More U.S. military members becoming American citizens
YOKOSUKA NAVAL BASE, Japan — Adjan Adhikari called Nepal on his cellular phone Friday to tell his buddies the big news.
“I’m an American now,” said the USS Kitty Hawk seaman. Adhikari immigrated to the U.S. four years ago.
After joining the Navy, he became eligible for fast-track naturalization under a 2002 executive order that expedites the process for active-duty military during “periods of conflict.” President Bush declared the time after Sept. 11, 2001, as a period of conflict.
Adhikari seized the opportunity.
While non-citizens can serve in the U.S. military, they can’t hold certain jobs. Citizenship was the only way for Adhikari to get a security clearance — the first step toward his dream of working for one of the U.S. intelligence agencies, he said.

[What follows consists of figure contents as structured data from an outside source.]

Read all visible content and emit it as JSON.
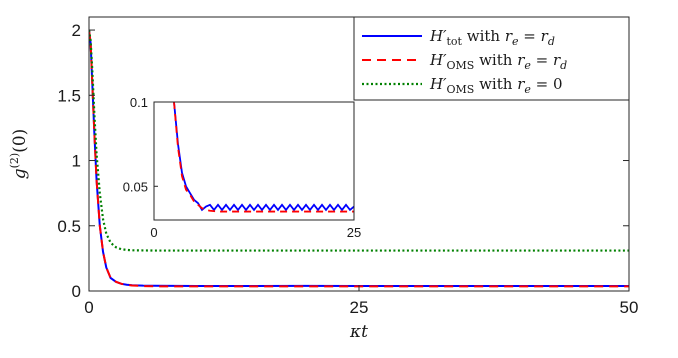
{
  "chart_data": {
    "type": "line",
    "xlabel": "κt",
    "ylabel": "g(2)(0)",
    "xlim": [
      0,
      50
    ],
    "ylim": [
      0,
      2.1
    ],
    "xticks": [
      0,
      25,
      50
    ],
    "yticks": [
      0,
      0.5,
      1,
      1.5,
      2
    ],
    "ytick_labels": [
      "0",
      "0.5",
      "1",
      "1.5",
      "2"
    ],
    "grid": false,
    "legend_position": "top-right",
    "series": [
      {
        "name": "H′tot with re = rd",
        "legend": {
          "sym": "H′",
          "sub": "tot",
          "mid": " with ",
          "var": "r",
          "varsub": "e",
          "rhs": "r",
          "rhssub": "d"
        },
        "color": "#0000ff",
        "dash": "solid",
        "x": [
          0,
          0.15,
          0.3,
          0.5,
          0.7,
          1.0,
          1.3,
          1.6,
          2.0,
          2.5,
          3.0,
          3.5,
          4.0,
          5.0,
          6.0,
          8.0,
          10,
          15,
          20,
          25,
          30,
          35,
          40,
          45,
          50
        ],
        "y": [
          2.0,
          1.9,
          1.6,
          1.2,
          0.85,
          0.5,
          0.3,
          0.18,
          0.1,
          0.07,
          0.055,
          0.048,
          0.044,
          0.041,
          0.04,
          0.039,
          0.038,
          0.038,
          0.039,
          0.038,
          0.038,
          0.038,
          0.038,
          0.038,
          0.038
        ]
      },
      {
        "name": "H′OMS with re = rd",
        "legend": {
          "sym": "H′",
          "sub": "OMS",
          "mid": " with ",
          "var": "r",
          "varsub": "e",
          "rhs": "r",
          "rhssub": "d"
        },
        "color": "#ff0000",
        "dash": "dashed",
        "x": [
          0,
          0.15,
          0.3,
          0.5,
          0.7,
          1.0,
          1.3,
          1.6,
          2.0,
          2.5,
          3.0,
          3.5,
          4.0,
          5.0,
          6.0,
          8.0,
          10,
          15,
          20,
          25,
          30,
          35,
          40,
          45,
          50
        ],
        "y": [
          2.0,
          1.9,
          1.6,
          1.2,
          0.85,
          0.5,
          0.3,
          0.18,
          0.1,
          0.07,
          0.055,
          0.047,
          0.042,
          0.038,
          0.036,
          0.035,
          0.035,
          0.035,
          0.035,
          0.035,
          0.035,
          0.035,
          0.035,
          0.035,
          0.035
        ]
      },
      {
        "name": "H′OMS with re = 0",
        "legend": {
          "sym": "H′",
          "sub": "OMS",
          "mid": " with ",
          "var": "r",
          "varsub": "e",
          "rhs": "0",
          "rhssub": ""
        },
        "color": "#008000",
        "dash": "dotted",
        "x": [
          0,
          0.15,
          0.3,
          0.5,
          0.7,
          1.0,
          1.3,
          1.6,
          2.0,
          2.5,
          3.0,
          3.5,
          4.0,
          5.0,
          6.0,
          8.0,
          10,
          15,
          20,
          25,
          30,
          35,
          40,
          45,
          50
        ],
        "y": [
          2.0,
          1.92,
          1.7,
          1.35,
          1.05,
          0.75,
          0.55,
          0.44,
          0.37,
          0.335,
          0.32,
          0.315,
          0.312,
          0.311,
          0.31,
          0.31,
          0.31,
          0.31,
          0.31,
          0.31,
          0.31,
          0.31,
          0.31,
          0.31,
          0.31
        ]
      }
    ],
    "inset": {
      "xlim": [
        0,
        25
      ],
      "ylim": [
        0.03,
        0.1
      ],
      "xticks": [
        0,
        25
      ],
      "yticks": [
        0.05,
        0.1
      ],
      "ytick_labels": [
        "0.05",
        "0.1"
      ],
      "series": [
        {
          "color": "#0000ff",
          "dash": "solid",
          "x": [
            2.5,
            3.0,
            3.5,
            4.0,
            4.5,
            5.0,
            5.5,
            6.0,
            6.5,
            7.0,
            7.5,
            8.0,
            8.5,
            9.0,
            9.5,
            10,
            10.5,
            11,
            11.5,
            12,
            12.5,
            13,
            13.5,
            14,
            14.5,
            15,
            15.5,
            16,
            16.5,
            17,
            17.5,
            18,
            18.5,
            19,
            19.5,
            20,
            20.5,
            21,
            21.5,
            22,
            22.5,
            23,
            23.5,
            24,
            24.5,
            25
          ],
          "y": [
            0.1,
            0.075,
            0.058,
            0.05,
            0.046,
            0.042,
            0.04,
            0.036,
            0.038,
            0.039,
            0.036,
            0.039,
            0.036,
            0.039,
            0.036,
            0.039,
            0.036,
            0.039,
            0.036,
            0.039,
            0.036,
            0.039,
            0.036,
            0.039,
            0.036,
            0.039,
            0.036,
            0.039,
            0.036,
            0.039,
            0.036,
            0.039,
            0.036,
            0.039,
            0.036,
            0.039,
            0.036,
            0.039,
            0.036,
            0.039,
            0.036,
            0.039,
            0.036,
            0.039,
            0.036,
            0.038
          ]
        },
        {
          "color": "#ff0000",
          "dash": "dashed",
          "x": [
            2.5,
            3.0,
            3.5,
            4.0,
            4.5,
            5.0,
            5.5,
            6.0,
            6.5,
            7.0,
            8.0,
            9.0,
            10,
            12,
            15,
            20,
            25
          ],
          "y": [
            0.1,
            0.073,
            0.056,
            0.048,
            0.045,
            0.041,
            0.039,
            0.037,
            0.036,
            0.0355,
            0.035,
            0.035,
            0.035,
            0.035,
            0.035,
            0.035,
            0.035
          ]
        }
      ]
    }
  }
}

Getting a security clearance is one of the most popular reasons why people apply, said Petty Officer 1st Class Tracey Dikes. Citizenship applications take up 75 percent of her work load as a legalman aboard the Kitty Hawk, she said.
Currently about 500 non-citizens work on the aircraft carrier, she said.
Dikes had more than 50 sailors at Friday’s overseas naturalization ceremony at Yokosuka Naval Base. A total of 121 servicemembers representing 34 different countries took the oath, making it the largest ceremony in the region to date.
A 2004 change allows the oath of allegiance to be administered at overseas military installations and made the entire process free, she said.
“Each group seems to be getting bigger,” said Jose Olivares, South Korea-based officer-in-charge attache to the U.S. Citizenship and Immigration Services. “We definitely want to get the word out.”
Servicemembers qualify by filling out three forms and demonstrating good moral character, English language skills, knowledge of U.S. history and government and loyalty by taking the oath. In some cases, they also must be a permanent U.S. resident and have served honorably in the military for at least a year.
The biggest boon to citizenship is the VA benefits, Olivares said.
“I’ve seen non-citizens who served in the military 18 years, doing the same jobs as a citizen. The benefit is there … why shouldn’t they take advantage of it?” Olivares said. “But it’s an individual choice.”
According to the Immigration Services Web site, more than 26,000 troops have become U.S. citizens through the program, but more than 40,000 others are eligible.
Possible reason why someone wouldn’t choose citizenship is to return to their home country and buy property, said Petty Officer 1st Class Carlo Garcia. He became an American on Friday after a dozen years in the Navy because of the benefit to his family, he said.
“When it’s time to return to the States, it’s going to be easier on my kids to get there if we’re American,” Garcia said.